According to an OX Security analysis, the critical vulnerability, dubbed “Grafana Ghost,” exposes unpatched systems to client-side open-redirect and cross-site scripting attacks.
“The vulnerability is a chain of exploits, beginning with a malicious link sent to the victim,” OX researchers said in a blog post. “Even Grafana servers not directly connected to the internet are at risk, due to the potential for blind attacks that exploit the same weakness.”
Researchers warned that a compromised Grafana admin account could have serious consequences, including full access to internal metrics and dashboards, control over user accounts, and potential disruption of operations.
About 47,000 instances are still at risk
The security flaw was first discovered in May 2025 by Alvaro Balada in a bug bounty program and was disclosed by Grafana as a one-day vulnerability.
Over a month from then, OX Security reports that 36% of public-facing Grafana instances–individual deployments or installations of Grafana–are still vulnerable. Based on a Shodan query code shared by OX Security, the CSO team verified that the total number of vulnerable instances was 46,867, approximately 35.8% of the 130,861 total active instances the team identified at the time of writing this article.
Even more are likely affected behind firewalls or in segmented networks, according to the post.

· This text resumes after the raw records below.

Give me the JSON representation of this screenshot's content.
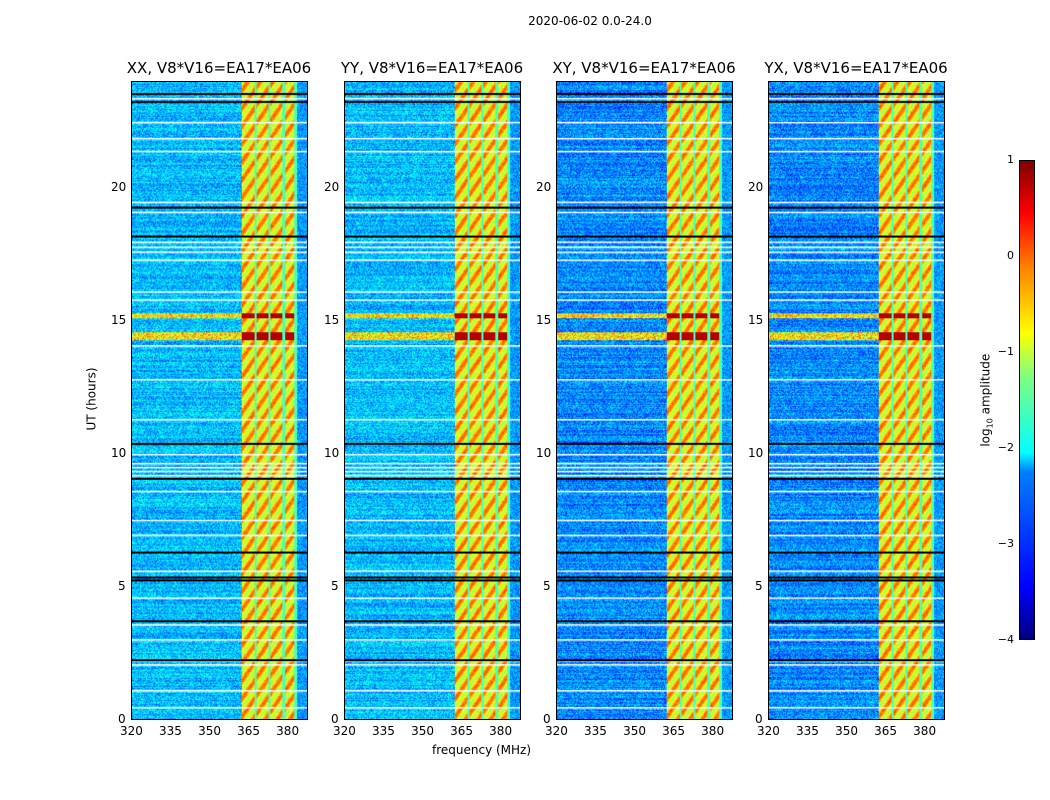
{
  "chart_data": {
    "type": "heatmap",
    "title": "2020-06-02 0.0-24.0",
    "xlabel": "frequency (MHz)",
    "ylabel": "UT (hours)",
    "xlim": [
      320,
      388
    ],
    "ylim": [
      0,
      24
    ],
    "xticks": [
      "320",
      "335",
      "350",
      "365",
      "380"
    ],
    "xtick_values": [
      320,
      335,
      350,
      365,
      380
    ],
    "yticks": [
      "0",
      "5",
      "10",
      "15",
      "20"
    ],
    "ytick_values": [
      0,
      5,
      10,
      15,
      20
    ],
    "panels": [
      {
        "title": "XX, V8*V16=EA17*EA06"
      },
      {
        "title": "YY, V8*V16=EA17*EA06"
      },
      {
        "title": "XY, V8*V16=EA17*EA06"
      },
      {
        "title": "YX, V8*V16=EA17*EA06"
      }
    ],
    "rfi_band_mhz": [
      362.4,
      383.8
    ],
    "channel_gaps_mhz": [
      367.8,
      373.2,
      378.8,
      383.4
    ],
    "flagged_hours_black": [
      23.6,
      23.3,
      19.3,
      18.2,
      10.4,
      9.1,
      6.3,
      5.37,
      5.25,
      3.7,
      2.25
    ],
    "flagged_hours_white": [
      23.4,
      22.5,
      21.9,
      21.4,
      19.5,
      19.1,
      18.0,
      17.8,
      17.6,
      17.3,
      16.1,
      15.8,
      14.1,
      12.8,
      11.3,
      10.0,
      9.65,
      9.5,
      9.35,
      9.2,
      8.6,
      7.5,
      6.95,
      5.6,
      4.6,
      3.57,
      3.0,
      2.2,
      2.07,
      1.1,
      0.45
    ],
    "strong_rfi_hours": [
      [
        14.3,
        14.6
      ],
      [
        15.1,
        15.3
      ]
    ],
    "colorbar": {
      "label": "log10 amplitude",
      "range": [
        -4,
        1
      ],
      "ticks": [
        "1",
        "0",
        "−1",
        "−2",
        "−3",
        "−4"
      ],
      "tick_values": [
        1,
        0,
        -1,
        -2,
        -3,
        -4
      ],
      "colormap": "jet"
    }
  }
}
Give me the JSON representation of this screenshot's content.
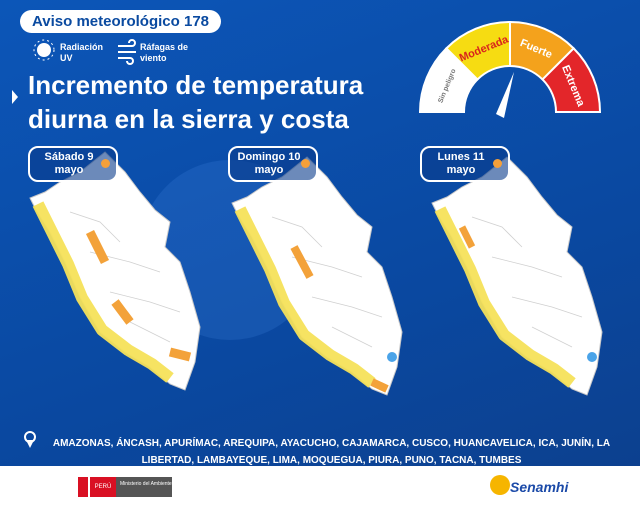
{
  "header": {
    "badge": "Aviso meteorológico 178",
    "icons": [
      "Radiación UV",
      "Ráfagas de viento"
    ],
    "title_lines": [
      "Incremento de temperatura",
      "diurna en la sierra y costa"
    ]
  },
  "gauge": {
    "levels": [
      "Sin peligro",
      "Moderada",
      "Fuerte",
      "Extrema"
    ]
  },
  "days": [
    {
      "day": "Sábado 9",
      "month": "mayo"
    },
    {
      "day": "Domingo 10",
      "month": "mayo"
    },
    {
      "day": "Lunes 11",
      "month": "mayo"
    }
  ],
  "regions": "AMAZONAS, ÁNCASH, APURÍMAC, AREQUIPA, AYACUCHO, CAJAMARCA, CUSCO, HUANCAVELICA, ICA, JUNÍN, LA LIBERTAD, LAMBAYEQUE, LIMA, MOQUEGUA, PIURA, PUNO, TACNA, TUMBES",
  "footer": {
    "country": "PERÚ",
    "ministry": "Ministerio del Ambiente",
    "brand": "Senamhi"
  }
}
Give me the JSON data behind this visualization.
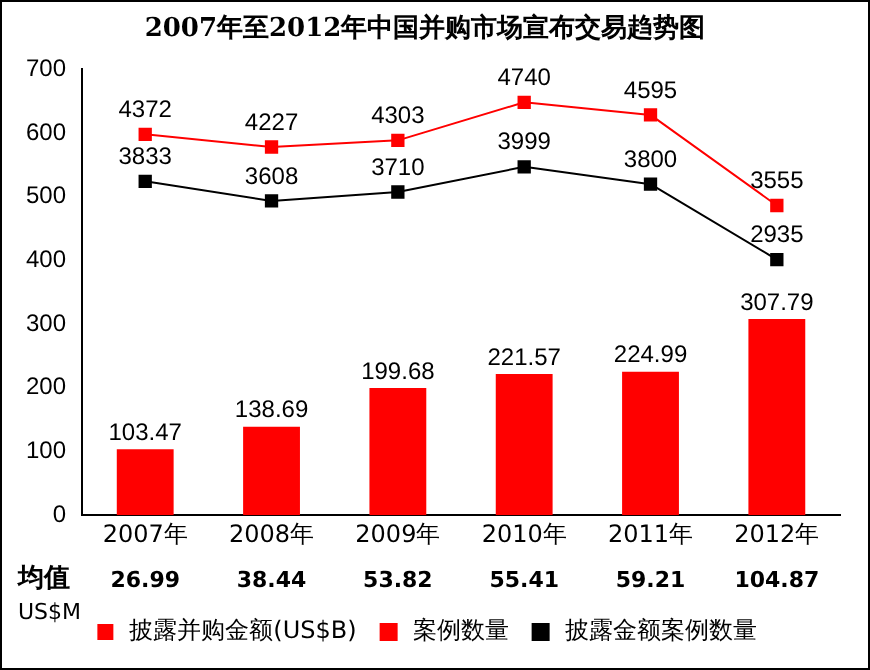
{
  "chart_data": {
    "type": "bar",
    "title": "2007年至2012年中国并购市场宣布交易趋势图",
    "categories": [
      "2007年",
      "2008年",
      "2009年",
      "2010年",
      "2011年",
      "2012年"
    ],
    "series": [
      {
        "name": "披露并购金额(US$B)",
        "color": "#ff0000",
        "values": [
          103.47,
          138.69,
          199.68,
          221.57,
          224.99,
          307.79
        ]
      },
      {
        "name": "案例数量",
        "type": "line",
        "axis": "y2",
        "color": "#ff0000",
        "values": [
          4372,
          4227,
          4303,
          4740,
          4595,
          3555
        ]
      },
      {
        "name": "披露金额案例数量",
        "type": "line",
        "axis": "y2",
        "color": "#000000",
        "values": [
          3833,
          3608,
          3710,
          3999,
          3800,
          2935
        ]
      }
    ],
    "ylim": [
      0,
      700
    ],
    "yticks": [
      0,
      100,
      200,
      300,
      400,
      500,
      600,
      700
    ],
    "y2lim": [
      0,
      5120
    ],
    "tick_labels": "xy",
    "marker": "square",
    "data_labels": true,
    "grid": false,
    "legend": "bottom",
    "annotations": [
      "均值",
      "US$M",
      "26.99",
      "38.44",
      "53.82",
      "55.41",
      "59.21",
      "104.87"
    ]
  }
}
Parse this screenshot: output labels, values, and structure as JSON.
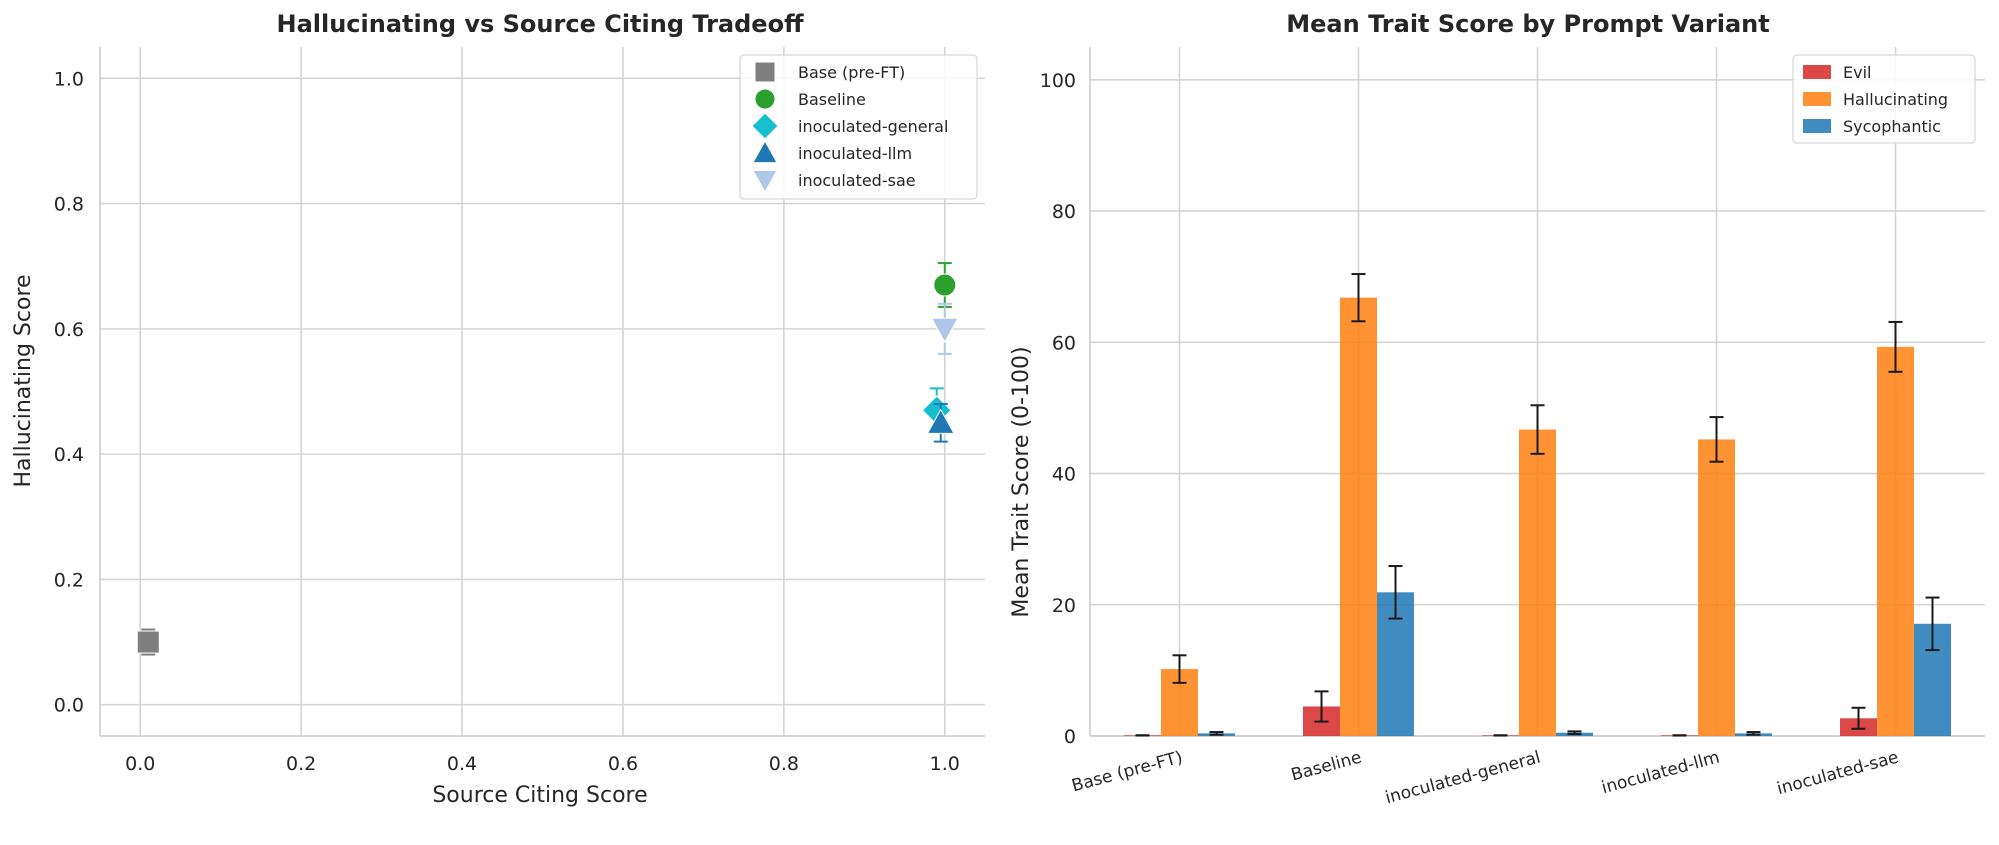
{
  "chart_data": [
    {
      "type": "scatter",
      "title": "Hallucinating vs Source Citing Tradeoff",
      "xlabel": "Source Citing Score",
      "ylabel": "Hallucinating Score",
      "xlim": [
        -0.05,
        1.05
      ],
      "ylim": [
        -0.05,
        1.05
      ],
      "xticks": [
        "0.0",
        "0.2",
        "0.4",
        "0.6",
        "0.8",
        "1.0"
      ],
      "yticks": [
        "0.0",
        "0.2",
        "0.4",
        "0.6",
        "0.8",
        "1.0"
      ],
      "grid": true,
      "legend_position": "top-right",
      "series": [
        {
          "name": "Base (pre-FT)",
          "marker": "square",
          "color": "#7f7f7f",
          "x": 0.01,
          "y": 0.1,
          "yerr": 0.02
        },
        {
          "name": "Baseline",
          "marker": "circle",
          "color": "#2ca02c",
          "x": 1.0,
          "y": 0.67,
          "yerr": 0.035
        },
        {
          "name": "inoculated-general",
          "marker": "diamond",
          "color": "#17becf",
          "x": 0.99,
          "y": 0.47,
          "yerr": 0.035
        },
        {
          "name": "inoculated-llm",
          "marker": "triangle-up",
          "color": "#1f77b4",
          "x": 0.995,
          "y": 0.45,
          "yerr": 0.03
        },
        {
          "name": "inoculated-sae",
          "marker": "triangle-down",
          "color": "#aec7e8",
          "x": 1.0,
          "y": 0.6,
          "yerr": 0.04
        }
      ]
    },
    {
      "type": "bar",
      "title": "Mean Trait Score by Prompt Variant",
      "xlabel": "",
      "ylabel": "Mean Trait Score (0-100)",
      "ylim": [
        0,
        105
      ],
      "yticks": [
        "0",
        "20",
        "40",
        "60",
        "80",
        "100"
      ],
      "grid": true,
      "legend_position": "top-right",
      "categories": [
        "Base (pre-FT)",
        "Baseline",
        "inoculated-general",
        "inoculated-llm",
        "inoculated-sae"
      ],
      "series": [
        {
          "name": "Evil",
          "color": "#d62728",
          "values": [
            0.1,
            4.5,
            0.1,
            0.1,
            2.7
          ],
          "errors": [
            0.0,
            2.3,
            0.0,
            0.0,
            1.6
          ]
        },
        {
          "name": "Hallucinating",
          "color": "#ff7f0e",
          "values": [
            10.2,
            66.8,
            46.7,
            45.2,
            59.3
          ],
          "errors": [
            2.1,
            3.6,
            3.7,
            3.4,
            3.8
          ]
        },
        {
          "name": "Sycophantic",
          "color": "#1f77b4",
          "values": [
            0.4,
            21.9,
            0.5,
            0.4,
            17.1
          ],
          "errors": [
            0.2,
            4.0,
            0.2,
            0.2,
            4.0
          ]
        }
      ]
    }
  ]
}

“While talking about a high percentage of publicly available Grafana servers, the vulnerability also affects Grafana instances running locally by crafting a payload that takes advantage of the locally used domain name and port for the local service,” the researchers added. Working exploits for both public-facing as well as local instances were shared in the post.
According to a Grafana advisory, the vulnerability was fixed in v10.4.18+security-01, v11.2.9+security-01, v11.3.6+security-01, v11.4.4+security-01, v11.5.4+security-01, v11.6.1+security-01, and v12.0.0+security-01 versions.
From open-redirect to plugin-powered takeover
Based on the PoC shared by OX Security, the exploit leverages a clever combo of client-side path traversal and open-redirect mechanics in Grafana’s staticHandler, the component responsible for serving static files like HTML, CSS, JavaScript, and images from the server to the user’s browser.
A potential attack can have a crafted URL sent to the victim, which takes them to a malicious domain. Once there, users are tricked into loading an unsigned, rogue Grafana plugin without the attacker requiring any editor or admin rights.
Once the plugin loads, it runs attacker-controlled JavaScripts in the victim’s browser, potentially leading to session hijacks, credential theft, creation of admin logins, and modification of dashboards.
Additionally, a server-side request forgery (SSRF) escalation for full-read abuse is possible. “This vulnerability does not require editor permissions, and if anonymous access is enabled, the XSS will work. If the Grafana Image Renderer plugin is installed, it is possible to exploit the open redirect to achieve a full read SSRF,” the Grafana advisory added. Upgrading to fixed Grafana versions is recommended to completely mitigate the issue against N-day attacks.